Storage sharing has been an important aspect of storage cost control and performance optimization for more than two decades. The goal has been to squeeze the best performance for the lowest cost out of the shared storage.
There are essentially four types of shared storage -- block, file, object and parallel file -- commonly found in high-performance computing (HPC) environments. And while each approach must solve multiple storage bottlenecks to achieve its optimal performance, this article focuses on issues related to external interconnect performance to client endpoints.
The role of high-performance interconnects with storage
The market is currently caught up in the hype of NVMe-oF as the key to high-performance interconnect issues. NVMe-oF is the NVMe block protocol that takes advantage of remote direct memory access (RDMA) in the different interconnect technologies. The primary purpose of NVMe-oF is to connect applications to a storage system as if it's a local NVMe flash or persistent memory drive. RDMA reduces latency by ensuring the receiving target has enough free memory for the data being transferred. Front latency is important for transactions.
An example of a system that takes advantage of RDMA between the application servers and target storage can be found within the Oracle engineered hyper-fast Exadata database appliance. It uses RDMA between the database servers and the storage servers within the turnkey appliance. Another example is from Excelero, running between the application servers and the target storage. In this case, Excelero bypasses the storage CPU and goes directly to the drives within the storage system. Each of these examples demonstrates the value of using RDMA, but not necessarily NVMe-oF. Pavilion Data uses NVMe-oF between application servers and its storage system. Each of these approaches provides exceptionally low latencies. NVMe-oF is supported on Ethernet, Fibre Channel (FC), InfiniBand and TCP/IP. Currently, the lowest latencies are on InfiniBand, Ethernet and FC. TCP/IP adds some latency.

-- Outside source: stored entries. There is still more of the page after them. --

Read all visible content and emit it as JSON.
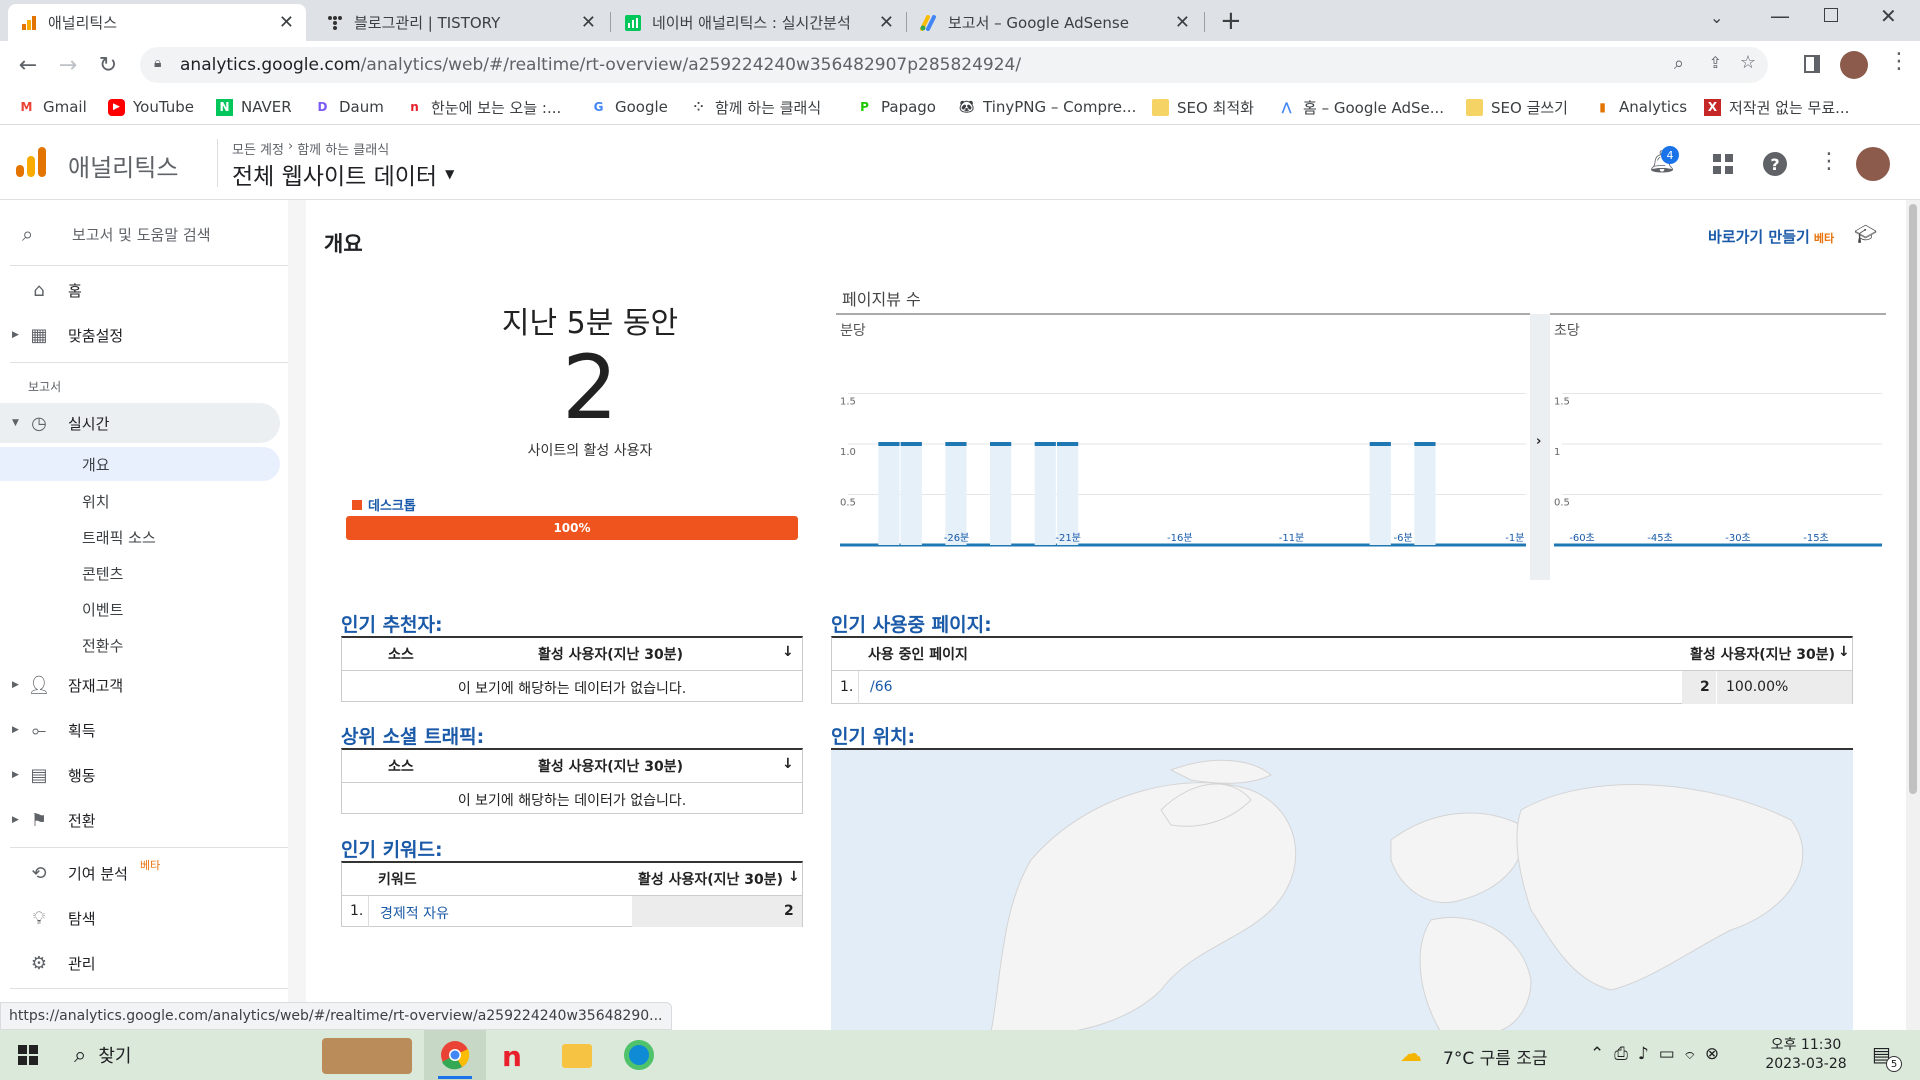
{
  "browser": {
    "tabs": [
      {
        "title": "애널리틱스"
      },
      {
        "title": "블로그관리 | TISTORY"
      },
      {
        "title": "네이버 애널리틱스 : 실시간분석"
      },
      {
        "title": "보고서 – Google AdSense"
      }
    ],
    "url_host": "analytics.google.com",
    "url_path": "/analytics/web/#/realtime/rt-overview/a259224240w356482907p285824924/",
    "bookmarks": [
      "Gmail",
      "YouTube",
      "NAVER",
      "Daum",
      "한눈에 보는 오늘 :...",
      "Google",
      "함께 하는 클래식",
      "Papago",
      "TinyPNG – Compre...",
      "SEO 최적화",
      "홈 – Google AdSe...",
      "SEO 글쓰기",
      "Analytics",
      "저작권 없는 무료..."
    ]
  },
  "header": {
    "product": "애널리틱스",
    "crumb_account": "모든 계정",
    "crumb_property": "함께 하는 클래식",
    "view_name": "전체 웹사이트 데이터",
    "notif_count": "4"
  },
  "sidebar": {
    "search": "보고서 및 도움말 검색",
    "home": "홈",
    "custom": "맞춤설정",
    "reports_label": "보고서",
    "realtime": "실시간",
    "sub": [
      "개요",
      "위치",
      "트래픽 소스",
      "콘텐츠",
      "이벤트",
      "전환수"
    ],
    "audience": "잠재고객",
    "acquisition": "획득",
    "behavior": "행동",
    "conversions": "전환",
    "attribution": "기여 분석",
    "attribution_badge": "베타",
    "discover": "탐색",
    "admin": "관리"
  },
  "main": {
    "title": "개요",
    "shortcut": "바로가기 만들기",
    "shortcut_badge": "베타",
    "period": "지난 5분 동안",
    "active_users": "2",
    "active_label": "사이트의 활성 사용자",
    "device_label": "데스크톱",
    "device_pct_label": "100%",
    "device_share": 1.0,
    "pageviews_title": "페이지뷰 수",
    "panel_min": "분당",
    "panel_sec": "초당",
    "referrers_title": "인기 추천자:",
    "social_title": "상위 소셜 트래픽:",
    "keywords_title": "인기 키워드:",
    "pages_title": "인기 사용중 페이지:",
    "locations_title": "인기 위치:",
    "col_source": "소스",
    "col_active": "활성 사용자(지난 30분)",
    "col_keyword": "키워드",
    "col_page": "사용 중인 페이지",
    "no_data": "이 보기에 해당하는 데이터가 없습니다.",
    "keywords": [
      {
        "idx": "1.",
        "kw": "경제적 자유",
        "val": "2"
      }
    ],
    "pages": [
      {
        "idx": "1.",
        "page": "/66",
        "val": "2",
        "pct": "100.00%"
      }
    ]
  },
  "chart_data": [
    {
      "type": "bar",
      "title": "분당",
      "x_ticks": [
        "-26분",
        "-21분",
        "-16분",
        "-11분",
        "-6분",
        "-1분"
      ],
      "y_ticks": [
        "0.5",
        "1.0",
        "1.5"
      ],
      "ylim": [
        0,
        2
      ],
      "x_range": [
        -30,
        0
      ],
      "x": [
        -29,
        -28,
        -26,
        -24,
        -22,
        -21,
        -7,
        -5
      ],
      "values": [
        1,
        1,
        1,
        1,
        1,
        1,
        1,
        1
      ]
    },
    {
      "type": "bar",
      "title": "초당",
      "x_ticks": [
        "-60초",
        "-45초",
        "-30초",
        "-15초"
      ],
      "y_ticks": [
        "0.5",
        "1",
        "1.5"
      ],
      "ylim": [
        0,
        2
      ],
      "values": []
    }
  ],
  "status_url": "https://analytics.google.com/analytics/web/#/realtime/rt-overview/a259224240w35648290...",
  "taskbar": {
    "search": "찾기",
    "weather": "7°C 구름 조금",
    "time": "오후 11:30",
    "date": "2023-03-28",
    "notif": "5"
  }
}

Obviously, a 100 Gbps or 200 Gbps Ethernet network interface card will have better performance than a 10 Gbps NIC. Both InfiniBand and Ethernet can achieve up to 600 Gbps throughput (on 12 links) and they have future specifications that can get five times that throughput. But it's important to understand that a 200 Gbps NIC will saturate a PCIe gen 4 bus. Therefore, multiple 200 Gbps NICs or NIC ports won't double performance, nor will a 400 Gbps NIC.
FC -- which tops out at 32 Gbps and has future specs of 128 Gbps -- has fallen behind in the bandwidth high-performance game. There are few new FC customers, but the installed enterprise base is still projected to grow for several more years. Nevertheless, it's been relegated to a legacy interconnect.

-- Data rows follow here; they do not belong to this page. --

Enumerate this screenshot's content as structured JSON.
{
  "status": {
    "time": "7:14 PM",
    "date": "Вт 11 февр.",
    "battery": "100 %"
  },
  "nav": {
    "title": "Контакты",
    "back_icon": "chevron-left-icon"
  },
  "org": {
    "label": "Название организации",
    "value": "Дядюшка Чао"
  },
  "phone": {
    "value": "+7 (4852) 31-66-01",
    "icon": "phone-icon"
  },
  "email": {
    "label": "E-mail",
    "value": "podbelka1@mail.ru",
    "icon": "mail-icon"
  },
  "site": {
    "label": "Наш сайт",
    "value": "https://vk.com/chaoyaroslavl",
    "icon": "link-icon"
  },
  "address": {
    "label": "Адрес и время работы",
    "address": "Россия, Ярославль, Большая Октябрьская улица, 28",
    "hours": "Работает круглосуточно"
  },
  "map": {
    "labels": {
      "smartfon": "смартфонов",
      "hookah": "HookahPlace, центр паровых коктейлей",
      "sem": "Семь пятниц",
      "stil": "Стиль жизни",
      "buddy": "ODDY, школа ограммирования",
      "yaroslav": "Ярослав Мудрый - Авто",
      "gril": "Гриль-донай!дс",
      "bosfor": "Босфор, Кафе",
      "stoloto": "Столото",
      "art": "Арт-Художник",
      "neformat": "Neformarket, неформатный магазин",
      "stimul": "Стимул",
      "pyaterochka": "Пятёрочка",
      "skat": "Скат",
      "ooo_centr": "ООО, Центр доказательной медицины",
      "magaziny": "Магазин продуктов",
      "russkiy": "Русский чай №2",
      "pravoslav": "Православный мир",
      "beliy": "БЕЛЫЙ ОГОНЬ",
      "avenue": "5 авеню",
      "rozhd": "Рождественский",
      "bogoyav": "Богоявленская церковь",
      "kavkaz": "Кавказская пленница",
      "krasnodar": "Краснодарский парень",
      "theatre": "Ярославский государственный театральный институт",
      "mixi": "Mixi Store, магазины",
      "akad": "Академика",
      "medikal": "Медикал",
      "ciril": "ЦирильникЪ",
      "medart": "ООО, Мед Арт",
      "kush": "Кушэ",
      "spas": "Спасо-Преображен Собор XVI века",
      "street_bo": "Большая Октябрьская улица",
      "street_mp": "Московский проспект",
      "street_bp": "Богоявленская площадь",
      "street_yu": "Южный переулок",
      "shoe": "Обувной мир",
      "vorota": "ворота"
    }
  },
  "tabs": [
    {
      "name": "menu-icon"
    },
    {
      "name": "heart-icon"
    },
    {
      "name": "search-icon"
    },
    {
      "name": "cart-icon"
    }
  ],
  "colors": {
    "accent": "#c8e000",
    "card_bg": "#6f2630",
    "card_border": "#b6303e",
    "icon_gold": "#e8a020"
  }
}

Should your high-performance interconnects use InfiniBand or RoCE?
Going forward, most high-performance interconnect implementations are focusing on InfiniBand or RDMA over Converged Ethernet (RoCE). So how do the two protocols compare?
InfiniBand architecture specifies how RDMA works in an InfiniBand network, while RoCE does the same for Ethernet. InfiniBand RDMA is in the adapter silicon. RoCE may be in adapter or NIC silicon, depending on the vendor. There are two official RoCE versions: RoCE v1 and RoCE v2. RoCE v1 encapsulates InfiniBand transport packets over Ethernet with Ethernet frame limitations of 1,500 bytes or 9,000 bytes for jumbo frames. RoCE v2 rides on top of the user datagram protocol (UDP).
RoCE originally used InfiniBand verbs -- functions and methods offered by an InfiniBand API. The latest implementations also take advantage of Libfabric, which is used by Amazon Web Services, Cisco Systems, Juniper Networks and Microsoft Azure.
Both InfiniBand and Ethernet support bandwidth up to 400 Gbps. InfiniBand is an open standard, but it's currently only provided by Mellanox, which Nvidia recently acquired. Ethernet, an open standard from the Ethernet Technology Consortium, is supported by many vendors, including Arista Networks, Atto Technology, Broadcom, Chelsio Communications, Cisco Systems, Dell Technologies, Hewlett Packard Enterprise (HPE), Huawei, Intel, Juniper Networks, Marvell Technology Group's Cavium, Mellanox Technologies and Siemens. Mellanox is a key player in both InfiniBand and Ethernet high-performance interconnects, having recognized several years ago that it needed to avoid being limited to a potential niche.
Ethernet has always been a player in high-performance interconnect technology, but InfiniBand has done better because of its lower latencies and costs. However, Ethernet has started to erode those advantages. There are few storage systems with an external InfiniBand interface -- DataDirect Networks, HPE/Cray, IBM, Panasas, Pavilion Data Systems and WekaIO -- and fewer still that use InfiniBand as an internal interconnect.
InfiniBand has historically had the advantage over Ethernet with latency in both adapters and switching. This is because many aspects of InfiniBand networking were offloaded in the InfiniBand silicon and weren't in the Ethernet silicon. In fact, the offloading is called out in the InfiniBand specifications. Ethernet vendors have been closing that gap in recent years, especially in NICs where most of the latency occurs. Vendors such as Chelsio, and to a lesser extent Mellanox, have done much to narrow the latency gap.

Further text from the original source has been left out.